Bike Bus

Bike Bus

As I said in my first blog post, I came from a city called little Amsterdam because of bikes. Therefore it was obvious that I would buy a bike here. I wanted to buy the cheapest bike possible. You can buy some old rusty bike for 50-80 euros from someone. But there was the first shock – I was thinking about Amsterdam as a city where you can let your bike without locking and after two months it will be still there. I was totally wrong. There is a huge problem with stealing bikes. And if you buy a stolen bike, you will have a serious problem. For that reason, I went to the bike shop looking for a second-hand bike. Damn, it is much more expensive. But I was lucky. I found it. 100 euros – “cheapest but one of the ugliest bikes”, as the salesman said. Except for the look, the salesman had to use the hammer to adjust the seat, but it is a bike, my bike now. From that day I‘ve never used public transportation in Amsterdam.

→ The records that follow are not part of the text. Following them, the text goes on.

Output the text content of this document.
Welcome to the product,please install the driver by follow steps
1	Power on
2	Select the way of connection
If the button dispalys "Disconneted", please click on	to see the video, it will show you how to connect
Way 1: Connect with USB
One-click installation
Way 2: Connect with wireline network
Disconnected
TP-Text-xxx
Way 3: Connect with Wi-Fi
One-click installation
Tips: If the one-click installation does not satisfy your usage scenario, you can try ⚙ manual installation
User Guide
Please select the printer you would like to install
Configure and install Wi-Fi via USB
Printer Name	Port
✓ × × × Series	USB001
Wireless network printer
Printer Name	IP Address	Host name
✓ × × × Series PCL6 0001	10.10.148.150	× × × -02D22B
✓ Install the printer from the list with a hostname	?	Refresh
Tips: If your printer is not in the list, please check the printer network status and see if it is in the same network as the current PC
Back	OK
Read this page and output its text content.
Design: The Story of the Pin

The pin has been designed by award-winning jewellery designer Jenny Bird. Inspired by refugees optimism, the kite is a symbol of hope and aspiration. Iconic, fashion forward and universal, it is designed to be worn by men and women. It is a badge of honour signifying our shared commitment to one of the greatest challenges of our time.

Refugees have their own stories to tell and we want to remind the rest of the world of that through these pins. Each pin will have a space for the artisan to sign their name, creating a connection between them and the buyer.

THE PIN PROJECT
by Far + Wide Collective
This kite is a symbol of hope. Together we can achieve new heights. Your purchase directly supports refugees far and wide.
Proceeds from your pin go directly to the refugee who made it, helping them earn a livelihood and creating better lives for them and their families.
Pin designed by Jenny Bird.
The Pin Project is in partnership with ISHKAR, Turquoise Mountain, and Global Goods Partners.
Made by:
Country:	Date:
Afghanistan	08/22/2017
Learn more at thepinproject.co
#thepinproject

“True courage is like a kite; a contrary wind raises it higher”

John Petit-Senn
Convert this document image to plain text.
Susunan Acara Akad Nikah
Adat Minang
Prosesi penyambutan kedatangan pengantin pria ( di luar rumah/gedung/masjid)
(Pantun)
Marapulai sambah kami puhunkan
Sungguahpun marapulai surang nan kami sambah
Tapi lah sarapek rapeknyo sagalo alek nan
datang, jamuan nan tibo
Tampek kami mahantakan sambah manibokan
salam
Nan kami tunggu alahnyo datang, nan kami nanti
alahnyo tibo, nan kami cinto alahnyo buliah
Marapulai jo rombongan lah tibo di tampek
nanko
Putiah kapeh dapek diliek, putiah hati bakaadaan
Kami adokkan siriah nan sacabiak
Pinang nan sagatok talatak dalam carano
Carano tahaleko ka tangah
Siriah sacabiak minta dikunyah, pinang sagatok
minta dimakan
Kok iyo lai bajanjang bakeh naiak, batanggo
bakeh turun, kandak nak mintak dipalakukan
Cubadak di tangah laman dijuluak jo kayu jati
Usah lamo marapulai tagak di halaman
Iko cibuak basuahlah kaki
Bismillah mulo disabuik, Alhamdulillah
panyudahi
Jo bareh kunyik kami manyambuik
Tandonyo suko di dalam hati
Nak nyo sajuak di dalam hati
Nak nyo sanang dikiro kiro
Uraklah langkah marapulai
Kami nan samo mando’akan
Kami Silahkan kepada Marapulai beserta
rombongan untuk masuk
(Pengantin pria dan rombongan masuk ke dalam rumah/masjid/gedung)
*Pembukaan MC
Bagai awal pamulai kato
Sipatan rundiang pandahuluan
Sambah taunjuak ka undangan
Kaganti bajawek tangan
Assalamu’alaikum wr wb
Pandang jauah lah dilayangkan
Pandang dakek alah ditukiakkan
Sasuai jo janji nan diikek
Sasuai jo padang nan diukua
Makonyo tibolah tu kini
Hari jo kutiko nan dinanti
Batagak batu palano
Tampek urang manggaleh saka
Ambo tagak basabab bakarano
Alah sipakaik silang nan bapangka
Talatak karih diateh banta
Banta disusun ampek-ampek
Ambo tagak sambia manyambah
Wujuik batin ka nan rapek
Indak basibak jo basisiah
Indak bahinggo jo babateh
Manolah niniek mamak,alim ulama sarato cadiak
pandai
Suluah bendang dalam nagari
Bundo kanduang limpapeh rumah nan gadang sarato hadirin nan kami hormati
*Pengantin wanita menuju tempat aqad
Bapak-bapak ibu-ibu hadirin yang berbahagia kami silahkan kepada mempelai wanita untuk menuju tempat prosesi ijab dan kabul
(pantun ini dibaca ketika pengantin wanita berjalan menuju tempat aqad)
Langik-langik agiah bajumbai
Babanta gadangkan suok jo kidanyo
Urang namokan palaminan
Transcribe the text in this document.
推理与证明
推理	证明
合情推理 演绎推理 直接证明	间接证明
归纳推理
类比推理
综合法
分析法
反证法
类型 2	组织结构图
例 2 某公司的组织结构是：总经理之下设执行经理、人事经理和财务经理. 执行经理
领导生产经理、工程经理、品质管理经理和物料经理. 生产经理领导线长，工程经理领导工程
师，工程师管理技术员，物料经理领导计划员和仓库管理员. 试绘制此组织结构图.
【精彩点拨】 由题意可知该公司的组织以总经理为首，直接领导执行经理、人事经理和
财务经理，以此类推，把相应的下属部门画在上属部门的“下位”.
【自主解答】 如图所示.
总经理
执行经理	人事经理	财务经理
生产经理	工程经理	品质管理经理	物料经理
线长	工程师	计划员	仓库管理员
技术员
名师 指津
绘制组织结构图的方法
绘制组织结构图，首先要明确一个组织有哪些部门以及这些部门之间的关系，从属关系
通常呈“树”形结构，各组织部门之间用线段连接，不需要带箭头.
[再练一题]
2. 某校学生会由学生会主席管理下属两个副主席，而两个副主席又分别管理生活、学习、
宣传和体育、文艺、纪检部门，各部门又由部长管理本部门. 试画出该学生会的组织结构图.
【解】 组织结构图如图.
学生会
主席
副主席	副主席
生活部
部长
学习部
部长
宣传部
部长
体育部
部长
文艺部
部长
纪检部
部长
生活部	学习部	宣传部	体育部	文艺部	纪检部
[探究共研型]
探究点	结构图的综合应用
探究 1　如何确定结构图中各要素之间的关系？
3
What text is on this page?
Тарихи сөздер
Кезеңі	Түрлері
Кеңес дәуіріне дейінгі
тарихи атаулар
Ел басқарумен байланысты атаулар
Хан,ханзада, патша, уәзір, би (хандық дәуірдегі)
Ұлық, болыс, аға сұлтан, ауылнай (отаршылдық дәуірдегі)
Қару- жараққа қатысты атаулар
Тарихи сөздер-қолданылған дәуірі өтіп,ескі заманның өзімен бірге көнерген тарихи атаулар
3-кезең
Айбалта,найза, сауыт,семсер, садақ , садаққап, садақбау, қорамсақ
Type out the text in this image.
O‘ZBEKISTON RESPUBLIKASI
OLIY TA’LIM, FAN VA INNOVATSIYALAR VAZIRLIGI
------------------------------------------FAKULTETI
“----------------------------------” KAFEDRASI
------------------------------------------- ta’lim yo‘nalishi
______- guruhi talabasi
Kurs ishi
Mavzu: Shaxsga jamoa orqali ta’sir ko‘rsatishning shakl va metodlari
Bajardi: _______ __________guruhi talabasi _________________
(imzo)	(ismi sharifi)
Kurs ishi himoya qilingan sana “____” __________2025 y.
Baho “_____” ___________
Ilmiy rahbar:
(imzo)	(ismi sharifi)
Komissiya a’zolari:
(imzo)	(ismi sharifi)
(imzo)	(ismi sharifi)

The first day, I discovered the motto of Dutch people: “Why would you be in the traffic jam in your car, when you can be in the traffic jam on your bike”. Most people here go to work with their bike, and you can go everywhere by bike. Amsterdam is owned by cyclists. If you walk on the cycling path they won’t stop and you will be driven over. (Not really, however, I am not going to try that.) They even have separate traffic lights for cyclists everywhere and a lot of underground garages for bikes.

It took me two or three days to adapt to their rules. Because nobody respects the rules here. Is it a red light? No problem. You have right of way and somebody crossing your way? No problem he just accelerates to be faster than you. If you adapt to these unwritten rules you will have a nice time on a bike here.

The opposite story is the city center where most of the cyclist (actually most of the people) are tourists. They don’t know how to ride a bike here and also pedestrians do not respect cyclists there. That’s why I parked my bike in the parking boat every time I went to the city center. Yes, park your bike in a place which is supposed to, otherwise, it is quite possible that your bike will be towed away.

I was cycling to work every day. It was 10 km from where I was staying. If instead I used public transportation it would take me the same amount of time and I would have to pay for it. So it is also a free work-out. If only other cities will be the same.